La rhétorique du « pauvre gars » tient d'autant moins à l'examen des dossiers des EdS du Cyclotri : on y trouve bon nombre de qualifications, et surtout un rajeunissement des travailleurs. Rappelons que selon l'OCE, les EdS s'adressent à des demandeurs d'emploi « âgés (55 ans et plus), sans formation et avec une maîtrise problématique du français ». On ne peut que s'interroger sur l'usage qui est fait de cette définition quand Partage engage une chargée de communication en EdS. L'élargissement des EdS à des profils de travailleurs (très) qualifiés dont profitent à bon compte associations, fondations, ONG et collectivités publiques du canton est attesté par les annonces que l'OCE relaie des emplois en EdS (voir encadré).

Le cas de Partage n'est pas l'exemple d'une dérive ponctuelle et isolée. La loi en matière de chômage et sa mise en application par l'OCE est l'oreiller de paresse de la lutte contre le chômage sur lequel se couchent confortablement le dumping salarial et la sous-traitance de tâches publiques, la compensation de coupes de subventions à des associations sous forme de livraison de personnel à bas prix et la précarisation durable des travailleurs.
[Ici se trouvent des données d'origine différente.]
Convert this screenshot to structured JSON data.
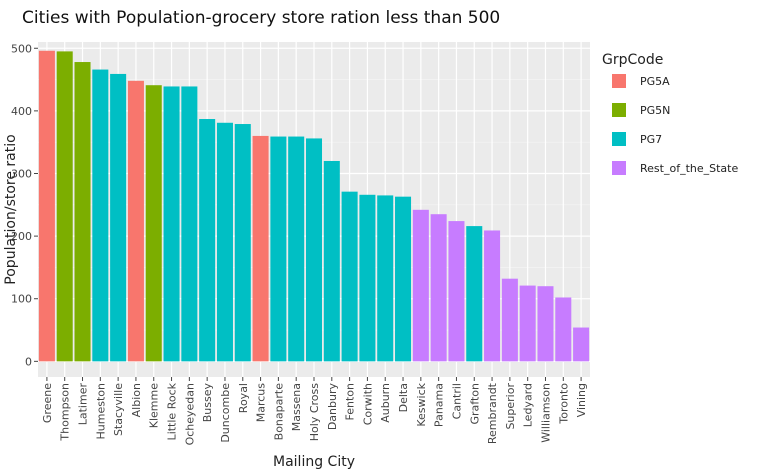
{
  "chart_data": {
    "type": "bar",
    "title": "Cities with Population-grocery store ration less than 500",
    "xlabel": "Mailing City",
    "ylabel": "Population/store ratio",
    "ylim": [
      0,
      510
    ],
    "yticks": [
      0,
      100,
      200,
      300,
      400,
      500
    ],
    "grid": true,
    "legend": {
      "title": "GrpCode",
      "placement": "right",
      "entries": [
        {
          "name": "PG5A",
          "color": "#F8766D"
        },
        {
          "name": "PG5N",
          "color": "#7CAE00"
        },
        {
          "name": "PG7",
          "color": "#00BFC4"
        },
        {
          "name": "Rest_of_the_State",
          "color": "#C77CFF"
        }
      ]
    },
    "categories": [
      "Greene",
      "Thompson",
      "Latimer",
      "Humeston",
      "Stacyville",
      "Albion",
      "Klemme",
      "Little Rock",
      "Ocheyedan",
      "Bussey",
      "Duncombe",
      "Royal",
      "Marcus",
      "Bonaparte",
      "Massena",
      "Holy Cross",
      "Danbury",
      "Fenton",
      "Corwith",
      "Auburn",
      "Delta",
      "Keswick",
      "Panama",
      "Cantril",
      "Grafton",
      "Rembrandt",
      "Superior",
      "Ledyard",
      "Williamson",
      "Toronto",
      "Vining"
    ],
    "values": [
      496,
      495,
      478,
      466,
      459,
      448,
      441,
      439,
      439,
      387,
      381,
      379,
      360,
      359,
      359,
      356,
      320,
      271,
      266,
      265,
      263,
      242,
      235,
      224,
      216,
      209,
      132,
      121,
      120,
      102,
      54
    ],
    "groups": [
      "PG5A",
      "PG5N",
      "PG5N",
      "PG7",
      "PG7",
      "PG5A",
      "PG5N",
      "PG7",
      "PG7",
      "PG7",
      "PG7",
      "PG7",
      "PG5A",
      "PG7",
      "PG7",
      "PG7",
      "PG7",
      "PG7",
      "PG7",
      "PG7",
      "PG7",
      "Rest_of_the_State",
      "Rest_of_the_State",
      "Rest_of_the_State",
      "PG7",
      "Rest_of_the_State",
      "Rest_of_the_State",
      "Rest_of_the_State",
      "Rest_of_the_State",
      "Rest_of_the_State",
      "Rest_of_the_State"
    ]
  }
}
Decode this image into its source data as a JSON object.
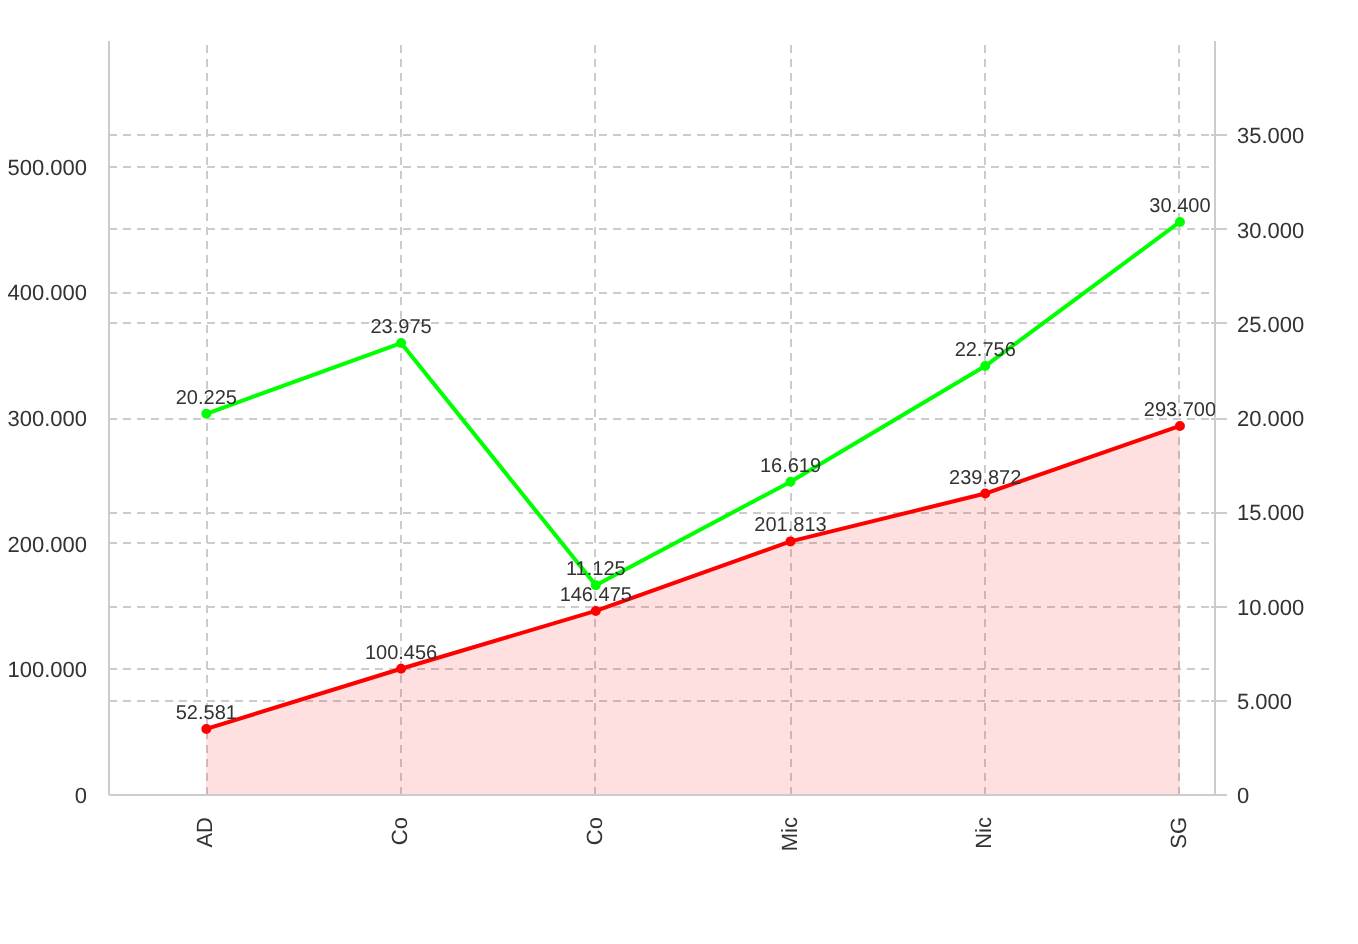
{
  "chart_data": {
    "type": "line",
    "categories": [
      "AD",
      "Co",
      "Co",
      "Mic",
      "Nic",
      "SG"
    ],
    "series": [
      {
        "type": "area",
        "color": "#ff0000",
        "values": [
          52581,
          100456,
          146475,
          201813,
          239872,
          293700
        ],
        "value_labels": [
          "52.581",
          "100.456",
          "146.475",
          "201.813",
          "239.872",
          "293.700"
        ]
      },
      {
        "axis": "y2",
        "color": "#00ff00",
        "values": [
          20225,
          23975,
          11125,
          16619,
          22756,
          30400
        ],
        "value_labels": [
          "20.225",
          "23.975",
          "11.125",
          "16.619",
          "22.756",
          "30.400"
        ]
      }
    ],
    "ylim": [
      0,
      600000
    ],
    "yticks": [
      0,
      {
        "value": 100000,
        "label": "100.000"
      },
      {
        "value": 200000,
        "label": "200.000"
      },
      {
        "value": 300000,
        "label": "300.000"
      },
      {
        "value": 400000,
        "label": "400.000"
      },
      {
        "value": 500000,
        "label": "500.000"
      }
    ],
    "y2lim": [
      0,
      40000
    ],
    "y2ticks": [
      0,
      {
        "value": 5000,
        "label": "5.000"
      },
      {
        "value": 10000,
        "label": "10.000"
      },
      {
        "value": 15000,
        "label": "15.000"
      },
      {
        "value": 20000,
        "label": "20.000"
      },
      {
        "value": 25000,
        "label": "25.000"
      },
      {
        "value": 30000,
        "label": "30.000"
      },
      {
        "value": 35000,
        "label": "35.000"
      }
    ],
    "grid": true,
    "marker": "circle"
  }
}
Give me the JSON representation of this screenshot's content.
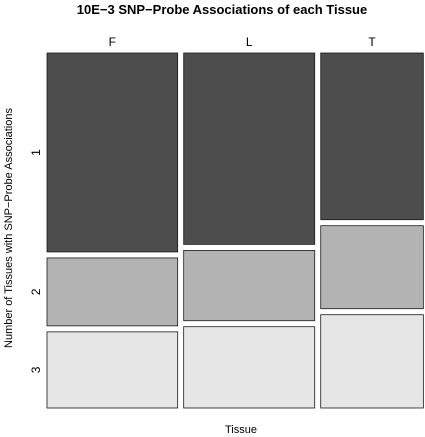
{
  "chart_data": {
    "type": "mosaic",
    "title": "10E−3 SNP−Probe Associations of each Tissue",
    "xlabel": "Tissue",
    "ylabel": "Number of Tissues with SNP−Probe Associations",
    "categories": [
      "F",
      "L",
      "T"
    ],
    "levels": [
      "1",
      "2",
      "3"
    ],
    "column_widths": [
      0.359,
      0.36,
      0.282
    ],
    "series": [
      {
        "name": "1",
        "color": "#4d4d4d",
        "values": [
          0.58,
          0.558,
          0.486
        ]
      },
      {
        "name": "2",
        "color": "#b3b3b3",
        "values": [
          0.198,
          0.205,
          0.242
        ]
      },
      {
        "name": "3",
        "color": "#e6e6e6",
        "values": [
          0.222,
          0.237,
          0.272
        ]
      }
    ]
  }
}
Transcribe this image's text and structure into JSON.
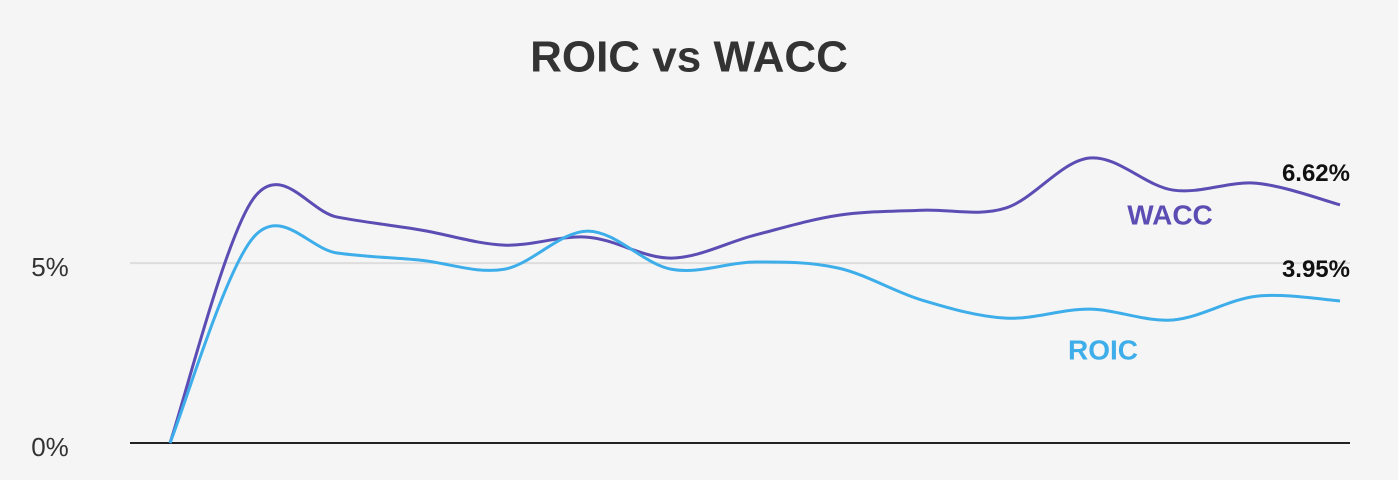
{
  "chart_data": {
    "type": "line",
    "title": "ROIC vs WACC",
    "categories": [
      null,
      null,
      null,
      null,
      null,
      null,
      null,
      null,
      null,
      null,
      null,
      null,
      null,
      null,
      null
    ],
    "series": [
      {
        "name": "WACC",
        "color": "#5b4db3",
        "values": [
          0,
          6.8,
          6.28,
          5.92,
          5.5,
          5.72,
          5.14,
          5.78,
          6.33,
          6.47,
          6.53,
          7.92,
          7.03,
          7.22,
          6.62
        ],
        "value_labels": [
          null,
          null,
          null,
          null,
          null,
          null,
          null,
          null,
          null,
          null,
          null,
          null,
          null,
          null,
          "6.62%"
        ]
      },
      {
        "name": "ROIC",
        "color": "#3eaeea",
        "values": [
          0,
          5.72,
          5.28,
          5.08,
          4.83,
          5.89,
          4.83,
          5.03,
          4.86,
          3.97,
          3.47,
          3.72,
          3.42,
          4.08,
          3.95
        ],
        "value_labels": [
          null,
          null,
          null,
          null,
          null,
          null,
          null,
          null,
          null,
          null,
          null,
          null,
          null,
          null,
          "3.95%"
        ]
      }
    ],
    "ylim": [
      0,
      9.7
    ],
    "yticks": [
      {
        "value": 0,
        "label": "0%"
      },
      {
        "value": 5,
        "label": "5%"
      }
    ],
    "grid": true
  }
}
Le lendemain de la conférence de presse, les travailleurs en EdS de Partage se sont mobilisés et ont interpelés le syndicat SIT. Le 22 août au matin, une vingtaine de travailleurs se sont réunis en Assemblée du personnel et se sont mis en grève. Il est l'heure d'ouvrir les yeux et de clamer: les EdS, ça suffit !

 

Cornelia Hummel

 

Exemple de profils pour des EdS (19.8.2013)

Adjoint·e de direction.
Exigences : diplôme universitaire ; expérience avérée de la gestion d'une ONG avec des activités internationales, de la gestion de projets, des finances et des ressources humaines ; aisance pour rédiger des demandes de fonds ; très bonne orthographe en français et anglais.

Documentaliste
Exigences : Bachelor en science de l'information ou équivalent ; expérience avérée ; maîtrise de l'environnement technique et numérique des bibliothèques et langages documentaires.

Assistant·e administratif
Exigences : Formation universitaire pertinente, connaissance des droits de l'homme ; parfaite maîtrise de l'anglais oral et écrit et du français ; connaissance du russe serait un atout

Contrôleur·euse de gestion
Exigences : Expérience avérée du contrôle de gestion, idéalement dans environnement international/ONG ; excellent français et anglais.